Over the 40-week study period, investigators observed between a 2.2% and 2.9% decrease in A1c in the tirzepatide arm. In the arm receiving placebo and titrated insulin glargine, there was an expected increase in body weight with a corresponding decrease in the tirzepatide arm. Between 8% and 32% of patients achieved 15% or more body weight loss.
All doses of tirzepatide were superior to placebo at 40 weeks for change from baseline in HbA1c as well as change from baseline in body weight. The most common AEs with tirzepatide were gastrointestinal in nature, were mostly mild to moderate in severity, and decreased over time.

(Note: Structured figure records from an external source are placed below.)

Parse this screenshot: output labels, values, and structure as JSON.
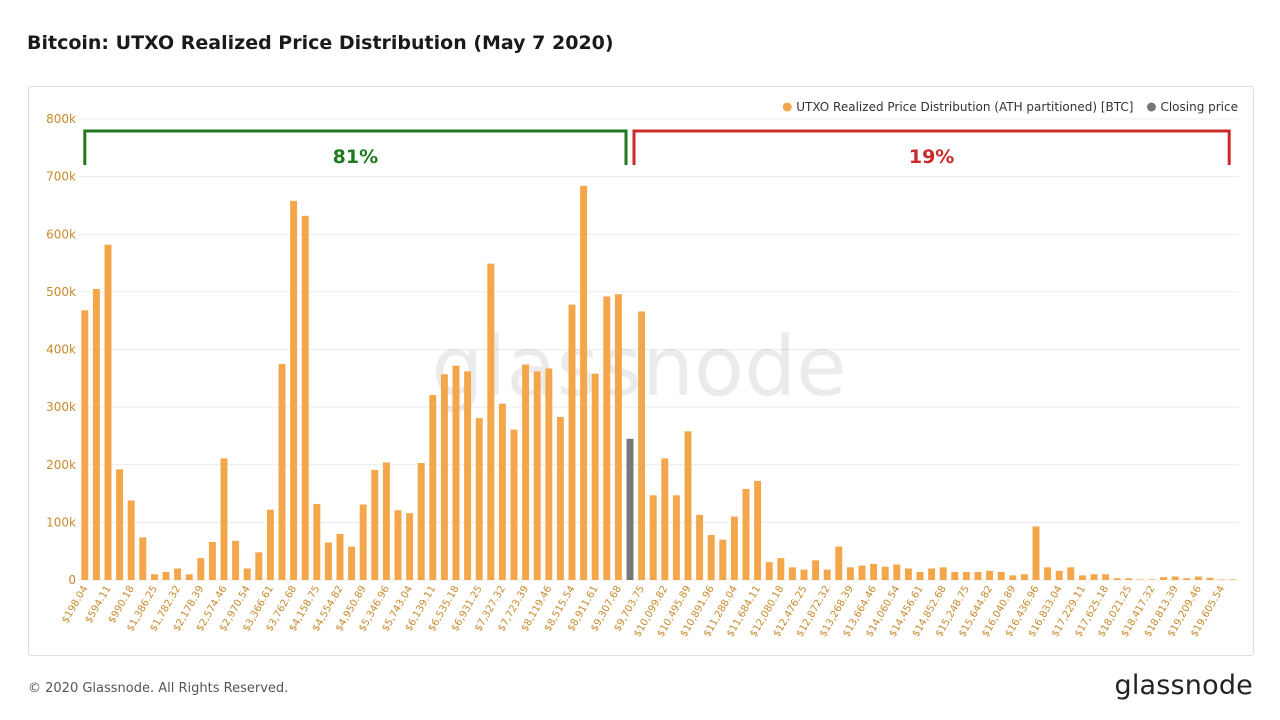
{
  "page": {
    "title": "Bitcoin: UTXO Realized Price Distribution (May 7 2020)",
    "copyright": "© 2020 Glassnode. All Rights Reserved.",
    "brand": "glassnode",
    "watermark": "glassnode"
  },
  "chart_data": {
    "type": "bar",
    "title": "Bitcoin: UTXO Realized Price Distribution (May 7 2020)",
    "legend_position": "top-right",
    "legend": [
      {
        "name": "UTXO Realized Price Distribution (ATH partitioned) [BTC]",
        "color": "#F4A64B"
      },
      {
        "name": "Closing price",
        "color": "#777777"
      }
    ],
    "ylim": [
      0,
      800000
    ],
    "y_ticks": [
      0,
      100000,
      200000,
      300000,
      400000,
      500000,
      600000,
      700000,
      800000
    ],
    "y_tick_labels": [
      "0",
      "100k",
      "200k",
      "300k",
      "400k",
      "500k",
      "600k",
      "700k",
      "800k"
    ],
    "grid": true,
    "x_tick_labels": [
      "$198.04",
      "$594.11",
      "$990.18",
      "$1,386.25",
      "$1,782.32",
      "$2,178.39",
      "$2,574.46",
      "$2,970.54",
      "$3,366.61",
      "$3,762.68",
      "$4,158.75",
      "$4,554.82",
      "$4,950.89",
      "$5,346.96",
      "$5,743.04",
      "$6,139.11",
      "$6,535.18",
      "$6,931.25",
      "$7,327.32",
      "$7,723.39",
      "$8,119.46",
      "$8,515.54",
      "$8,911.61",
      "$9,307.68",
      "$9,703.75",
      "$10,099.82",
      "$10,495.89",
      "$10,891.96",
      "$11,288.04",
      "$11,684.11",
      "$12,080.18",
      "$12,476.25",
      "$12,872.32",
      "$13,268.39",
      "$13,664.46",
      "$14,060.54",
      "$14,456.61",
      "$14,852.68",
      "$15,248.75",
      "$15,644.82",
      "$16,040.89",
      "$16,436.96",
      "$16,833.04",
      "$17,229.11",
      "$17,625.18",
      "$18,021.25",
      "$18,417.32",
      "$18,813.39",
      "$19,209.46",
      "$19,605.54"
    ],
    "values": [
      468000,
      505000,
      582000,
      192000,
      138000,
      74000,
      10000,
      14000,
      20000,
      10000,
      38000,
      66000,
      211000,
      68000,
      20000,
      48000,
      122000,
      375000,
      658000,
      632000,
      132000,
      65000,
      80000,
      58000,
      131000,
      191000,
      204000,
      121000,
      116000,
      203000,
      321000,
      357000,
      372000,
      362000,
      281000,
      549000,
      306000,
      261000,
      374000,
      362000,
      367000,
      283000,
      478000,
      684000,
      358000,
      492000,
      496000,
      245000,
      466000,
      147000,
      211000,
      147000,
      258000,
      113000,
      78000,
      70000,
      110000,
      158000,
      172000,
      31000,
      38000,
      22000,
      18000,
      34000,
      18000,
      58000,
      22000,
      25000,
      28000,
      23000,
      27000,
      20000,
      14000,
      20000,
      22000,
      14000,
      14000,
      14000,
      16000,
      14000,
      8000,
      10000,
      93000,
      22000,
      16000,
      22000,
      8000,
      10000,
      10000,
      3000,
      3000,
      1000,
      1000,
      5000,
      6000,
      3000,
      6000,
      4000,
      1000,
      1000
    ],
    "closing_price_index": 47,
    "brackets": [
      {
        "label": "81%",
        "color": "#1F7A1F"
      },
      {
        "label": "19%",
        "color": "#CC2A2A"
      }
    ],
    "colors": {
      "bar": "#F4A64B",
      "closing": "#777777",
      "axis_text": "#C88A2E",
      "grid": "#ececec"
    }
  }
}
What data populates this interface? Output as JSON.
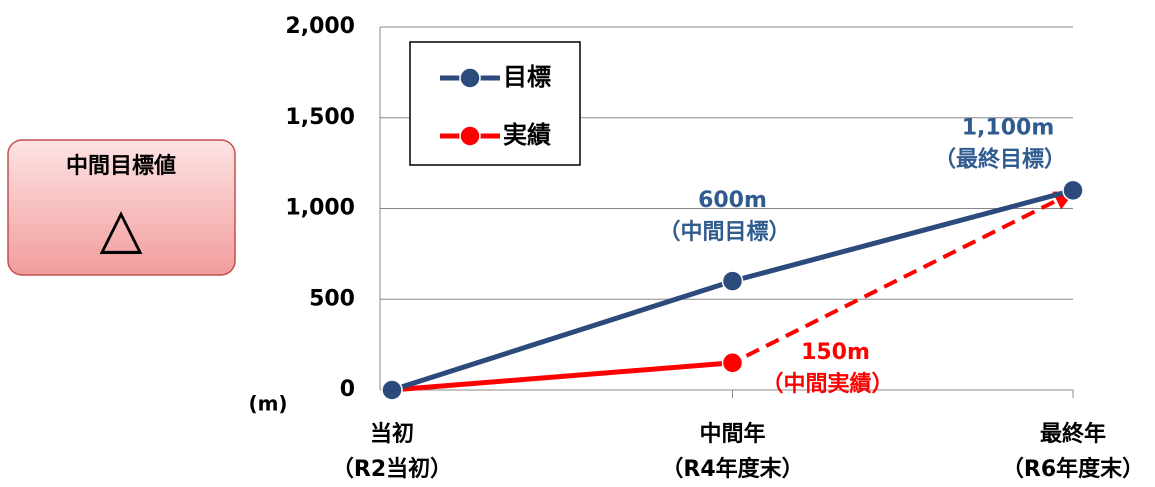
{
  "badge": {
    "title": "中間目標値",
    "symbol": "△"
  },
  "chart_data": {
    "type": "line",
    "y_unit": "(m)",
    "categories": [
      "当初",
      "中間年",
      "最終年"
    ],
    "category_sublabels": [
      "（R2当初）",
      "（R4年度末）",
      "（R6年度末）"
    ],
    "series": [
      {
        "name": "目標",
        "color": "#2c4a7c",
        "label_color": "#2f5b8e",
        "values": [
          0,
          600,
          1100
        ],
        "value_labels": [
          null,
          "600m",
          "1,100m"
        ],
        "value_notes": [
          null,
          "（中間目標）",
          "（最終目標）"
        ]
      },
      {
        "name": "実績",
        "color": "#ff0000",
        "label_color": "#ff0000",
        "values": [
          0,
          150,
          null
        ],
        "value_labels": [
          null,
          "150m",
          null
        ],
        "value_notes": [
          null,
          "（中間実績）",
          null
        ]
      }
    ],
    "ylim": [
      0,
      2000
    ],
    "yticks": [
      0,
      500,
      {
        "value": 1000,
        "label": "1,000"
      },
      {
        "value": 1500,
        "label": "1,500"
      },
      {
        "value": 2000,
        "label": "2,000"
      }
    ],
    "grid": true,
    "legend": "top-left"
  }
}
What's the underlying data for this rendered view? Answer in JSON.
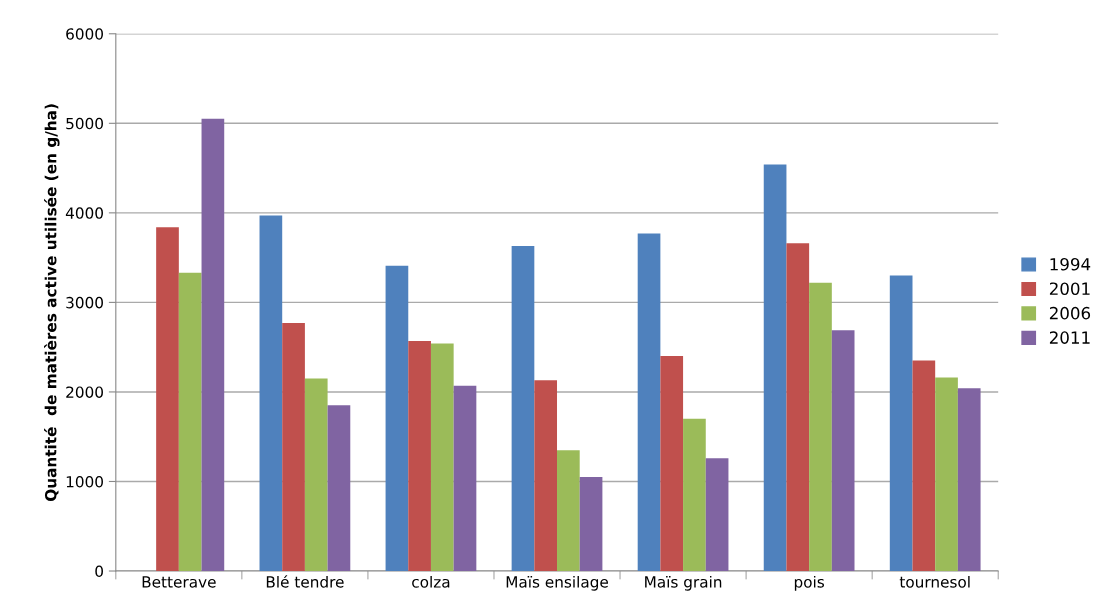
{
  "chart_data": {
    "type": "bar",
    "ylabel": "Quantité  de matières active utilisée (en g/ha)",
    "categories": [
      "Betterave",
      "Blé tendre",
      "colza",
      "Maïs ensilage",
      "Maïs grain",
      "pois",
      "tournesol"
    ],
    "series": [
      {
        "name": "1994",
        "color": "#4f81bd",
        "values": [
          null,
          3970,
          3410,
          3630,
          3770,
          4540,
          3300
        ]
      },
      {
        "name": "2001",
        "color": "#c0504d",
        "values": [
          3840,
          2770,
          2570,
          2130,
          2400,
          3660,
          2350
        ]
      },
      {
        "name": "2006",
        "color": "#9bbb59",
        "values": [
          3330,
          2150,
          2540,
          1350,
          1700,
          3220,
          2160
        ]
      },
      {
        "name": "2011",
        "color": "#8064a2",
        "values": [
          5050,
          1850,
          2070,
          1050,
          1260,
          2690,
          2040
        ]
      }
    ],
    "ylim": [
      0,
      6000
    ],
    "yticks": [
      0,
      1000,
      2000,
      3000,
      4000,
      5000,
      6000
    ],
    "grid": "y",
    "legend": "right"
  }
}
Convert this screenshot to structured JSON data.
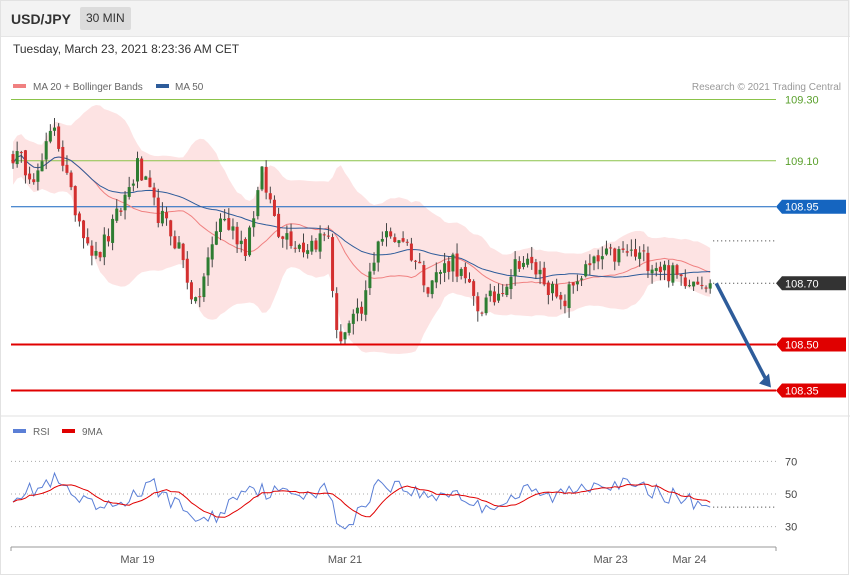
{
  "header": {
    "symbol": "USD/JPY",
    "timeframe": "30 MIN",
    "timestamp": "Tuesday, March 23, 2021 8:23:36 AM CET"
  },
  "credit": "Research © 2021 Trading Central",
  "colors": {
    "bollinger_fill": "#fde3e3",
    "ma20": "#f08080",
    "ma50": "#2e5c9a",
    "candle_up": "#2e7d32",
    "candle_down": "#d32f2f",
    "resistance": "#8bc34a",
    "pivot": "#1565c0",
    "support": "#e00000",
    "last_price": "#333333",
    "arrow": "#2e5c9a",
    "rsi": "#5b7fd6",
    "rsi_ma": "#e00000"
  },
  "chart_data": [
    {
      "type": "candlestick",
      "legend": [
        {
          "name": "MA 20 + Bollinger Bands",
          "color_key": "ma20"
        },
        {
          "name": "MA 50",
          "color_key": "ma50"
        }
      ],
      "ylim": [
        108.27,
        109.38
      ],
      "levels": [
        {
          "value": 109.3,
          "label": "109.30",
          "kind": "resistance"
        },
        {
          "value": 109.1,
          "label": "109.10",
          "kind": "resistance"
        },
        {
          "value": 108.95,
          "label": "108.95",
          "kind": "pivot"
        },
        {
          "value": 108.7,
          "label": "108.70",
          "kind": "last_price"
        },
        {
          "value": 108.5,
          "label": "108.50",
          "kind": "support"
        },
        {
          "value": 108.35,
          "label": "108.35",
          "kind": "support"
        }
      ],
      "close_anchors": [
        [
          0,
          109.12
        ],
        [
          6,
          109.05
        ],
        [
          10,
          109.22
        ],
        [
          14,
          108.98
        ],
        [
          20,
          108.78
        ],
        [
          24,
          108.88
        ],
        [
          30,
          109.08
        ],
        [
          34,
          108.95
        ],
        [
          40,
          108.82
        ],
        [
          44,
          108.62
        ],
        [
          50,
          108.92
        ],
        [
          56,
          108.82
        ],
        [
          60,
          109.05
        ],
        [
          64,
          108.88
        ],
        [
          70,
          108.82
        ],
        [
          76,
          108.86
        ],
        [
          78,
          108.52
        ],
        [
          84,
          108.6
        ],
        [
          88,
          108.85
        ],
        [
          94,
          108.85
        ],
        [
          100,
          108.7
        ],
        [
          106,
          108.78
        ],
        [
          112,
          108.62
        ],
        [
          116,
          108.65
        ],
        [
          122,
          108.78
        ],
        [
          128,
          108.72
        ],
        [
          132,
          108.62
        ],
        [
          136,
          108.72
        ],
        [
          142,
          108.78
        ],
        [
          148,
          108.8
        ],
        [
          154,
          108.77
        ],
        [
          160,
          108.72
        ],
        [
          166,
          108.72
        ],
        [
          168,
          108.68
        ]
      ],
      "forecast": {
        "from": 108.7,
        "to": 108.35
      }
    },
    {
      "type": "line",
      "title": "RSI",
      "legend": [
        {
          "name": "RSI",
          "color_key": "rsi"
        },
        {
          "name": "9MA",
          "color_key": "rsi_ma"
        }
      ],
      "ylim": [
        20,
        80
      ],
      "levels": [
        70,
        50,
        30
      ],
      "rsi_anchors": [
        [
          0,
          50
        ],
        [
          6,
          53
        ],
        [
          10,
          58
        ],
        [
          16,
          45
        ],
        [
          22,
          40
        ],
        [
          28,
          48
        ],
        [
          34,
          55
        ],
        [
          40,
          42
        ],
        [
          46,
          33
        ],
        [
          50,
          38
        ],
        [
          56,
          56
        ],
        [
          60,
          52
        ],
        [
          66,
          50
        ],
        [
          72,
          52
        ],
        [
          76,
          53
        ],
        [
          78,
          30
        ],
        [
          82,
          33
        ],
        [
          88,
          58
        ],
        [
          94,
          54
        ],
        [
          100,
          48
        ],
        [
          106,
          52
        ],
        [
          112,
          42
        ],
        [
          118,
          45
        ],
        [
          124,
          52
        ],
        [
          130,
          48
        ],
        [
          136,
          54
        ],
        [
          142,
          58
        ],
        [
          148,
          55
        ],
        [
          154,
          52
        ],
        [
          160,
          48
        ],
        [
          166,
          44
        ],
        [
          168,
          45
        ]
      ]
    }
  ],
  "x_axis": {
    "ticks": [
      {
        "label": "Mar 19",
        "bar": 30
      },
      {
        "label": "Mar 21",
        "bar": 80
      },
      {
        "label": "Mar 23",
        "bar": 144
      },
      {
        "label": "Mar 24",
        "bar": 163
      }
    ],
    "bar_count": 169
  }
}
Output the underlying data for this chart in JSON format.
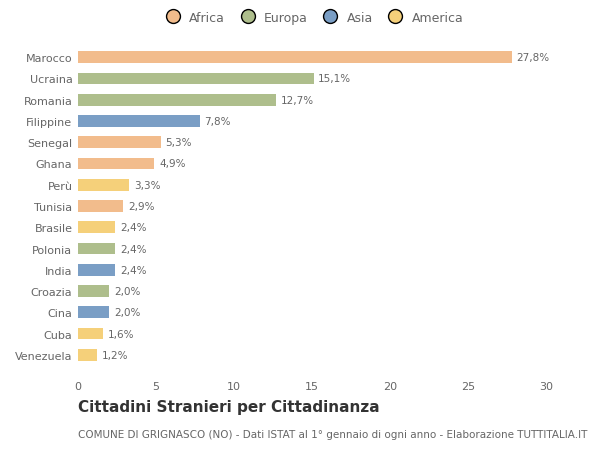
{
  "categories": [
    "Marocco",
    "Ucraina",
    "Romania",
    "Filippine",
    "Senegal",
    "Ghana",
    "Perù",
    "Tunisia",
    "Brasile",
    "Polonia",
    "India",
    "Croazia",
    "Cina",
    "Cuba",
    "Venezuela"
  ],
  "values": [
    27.8,
    15.1,
    12.7,
    7.8,
    5.3,
    4.9,
    3.3,
    2.9,
    2.4,
    2.4,
    2.4,
    2.0,
    2.0,
    1.6,
    1.2
  ],
  "labels": [
    "27,8%",
    "15,1%",
    "12,7%",
    "7,8%",
    "5,3%",
    "4,9%",
    "3,3%",
    "2,9%",
    "2,4%",
    "2,4%",
    "2,4%",
    "2,0%",
    "2,0%",
    "1,6%",
    "1,2%"
  ],
  "colors": [
    "#F2BC8C",
    "#AEBE8C",
    "#AEBE8C",
    "#7A9EC5",
    "#F2BC8C",
    "#F2BC8C",
    "#F5D07A",
    "#F2BC8C",
    "#F5D07A",
    "#AEBE8C",
    "#7A9EC5",
    "#AEBE8C",
    "#7A9EC5",
    "#F5D07A",
    "#F5D07A"
  ],
  "legend_labels": [
    "Africa",
    "Europa",
    "Asia",
    "America"
  ],
  "legend_colors": [
    "#F2BC8C",
    "#AEBE8C",
    "#7A9EC5",
    "#F5D07A"
  ],
  "xlim": [
    0,
    30
  ],
  "xticks": [
    0,
    5,
    10,
    15,
    20,
    25,
    30
  ],
  "title": "Cittadini Stranieri per Cittadinanza",
  "subtitle": "COMUNE DI GRIGNASCO (NO) - Dati ISTAT al 1° gennaio di ogni anno - Elaborazione TUTTITALIA.IT",
  "bg_color": "#FFFFFF",
  "bar_height": 0.55,
  "title_fontsize": 11,
  "subtitle_fontsize": 7.5,
  "label_fontsize": 7.5,
  "tick_fontsize": 8,
  "legend_fontsize": 9
}
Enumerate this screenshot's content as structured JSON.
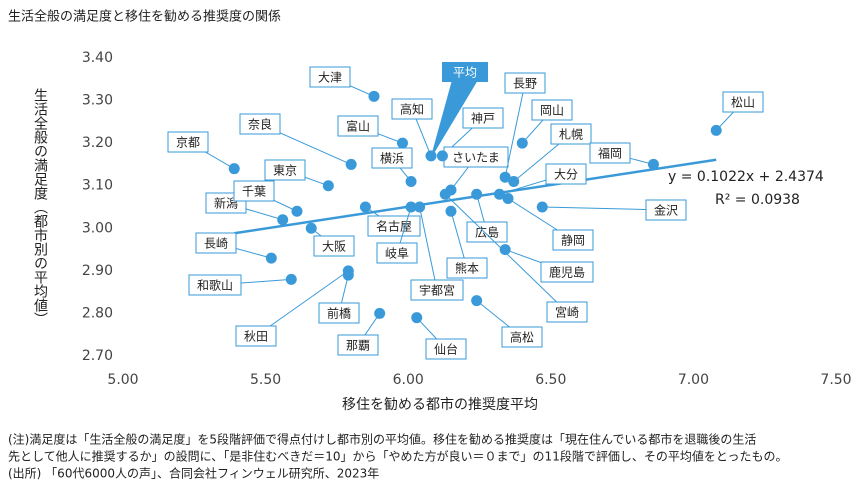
{
  "chart_data": {
    "type": "scatter",
    "title": "生活全般の満足度と移住を勧める推奨度の関係",
    "x_label": "移住を勧める都市の推奨度平均",
    "y_label": "生活全般の満足度（都市別の平均値）",
    "color": "#3a9ad9",
    "xlim": [
      5.0,
      7.5
    ],
    "xticks": [
      {
        "value": 5.0,
        "label": "5.00"
      },
      {
        "value": 5.5,
        "label": "5.50"
      },
      {
        "value": 6.0,
        "label": "6.00"
      },
      {
        "value": 6.5,
        "label": "6.50"
      },
      {
        "value": 7.0,
        "label": "7.00"
      },
      {
        "value": 7.5,
        "label": "7.50"
      }
    ],
    "ylim": [
      2.7,
      3.4
    ],
    "yticks": [
      {
        "value": 2.7,
        "label": "2.70"
      },
      {
        "value": 2.8,
        "label": "2.80"
      },
      {
        "value": 2.9,
        "label": "2.90"
      },
      {
        "value": 3.0,
        "label": "3.00"
      },
      {
        "value": 3.1,
        "label": "3.10"
      },
      {
        "value": 3.2,
        "label": "3.20"
      },
      {
        "value": 3.3,
        "label": "3.30"
      },
      {
        "value": 3.4,
        "label": "3.40"
      }
    ],
    "names": [
      "大津",
      "奈良",
      "京都",
      "東京",
      "富山",
      "高知",
      "横浜",
      "神戸",
      "さいたま",
      "長野",
      "岡山",
      "札幌",
      "福岡",
      "松山",
      "大分",
      "金沢",
      "静岡",
      "広島",
      "名古屋",
      "新潟",
      "千葉",
      "大阪",
      "長崎",
      "岐阜",
      "熊本",
      "宇都宮",
      "鹿児島",
      "宮崎",
      "和歌山",
      "秋田",
      "前橋",
      "那覇",
      "仙台",
      "高松"
    ],
    "x": [
      5.88,
      5.8,
      5.39,
      5.72,
      5.98,
      6.08,
      6.01,
      6.12,
      6.15,
      6.34,
      6.4,
      6.37,
      6.86,
      7.08,
      6.32,
      6.47,
      6.35,
      6.24,
      5.85,
      5.56,
      5.61,
      5.66,
      5.52,
      6.01,
      6.15,
      6.04,
      6.34,
      6.13,
      5.59,
      5.79,
      5.79,
      5.9,
      6.03,
      6.24
    ],
    "values": [
      3.31,
      3.15,
      3.14,
      3.1,
      3.2,
      3.17,
      3.11,
      3.17,
      3.09,
      3.12,
      3.2,
      3.11,
      3.15,
      3.23,
      3.08,
      3.05,
      3.07,
      3.08,
      3.05,
      3.02,
      3.04,
      3.0,
      2.93,
      3.05,
      3.04,
      3.05,
      2.95,
      3.08,
      2.88,
      2.9,
      2.89,
      2.8,
      2.79,
      2.83
    ],
    "average_label": "平均",
    "trendline": {
      "label": "y = 0.1022x + 2.4374",
      "slope": 0.1022,
      "intercept": 2.4374,
      "r2_label": "R² = 0.0938"
    },
    "notes": [
      "(注)満足度は「生活全般の満足度」を5段階評価で得点付けし都市別の平均値。移住を勧める推奨度は「現在住んでいる都市を退職後の生活",
      "先として他人に推奨するか」の設問に、「是非住むべきだ＝10」から「やめた方が良い＝０まで」の11段階で評価し、その平均値をとったもの。",
      "(出所) 「60代6000人の声」、合同会社フィンウェル研究所、2023年"
    ]
  }
}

Treatment with tirzepatide also resulted in an average weight loss of 15 pounds more than placebo when both were used with insulin, with an average weight loss with the 15 mg dose of 12 pounds more than semaglutide, 29 pounds more than insulin degludec and 27 pounds more than insulin glargine.
"Mounjaro delivered superior and consistent A1C reductions against all of the comparators throughout the SURPASS program, which was designed to assess Mounjaro's efficacy and safety in a broad range of adults with type 2 diabetes who could be treated in clinical practice. The approval of Mounjaro is an exciting step forward for people living with type 2 diabetes given the results seen in these clinical trials," SURPASS program investigator Juan Pablo Frías, MD, medical director, National Research Institute, said in a press release.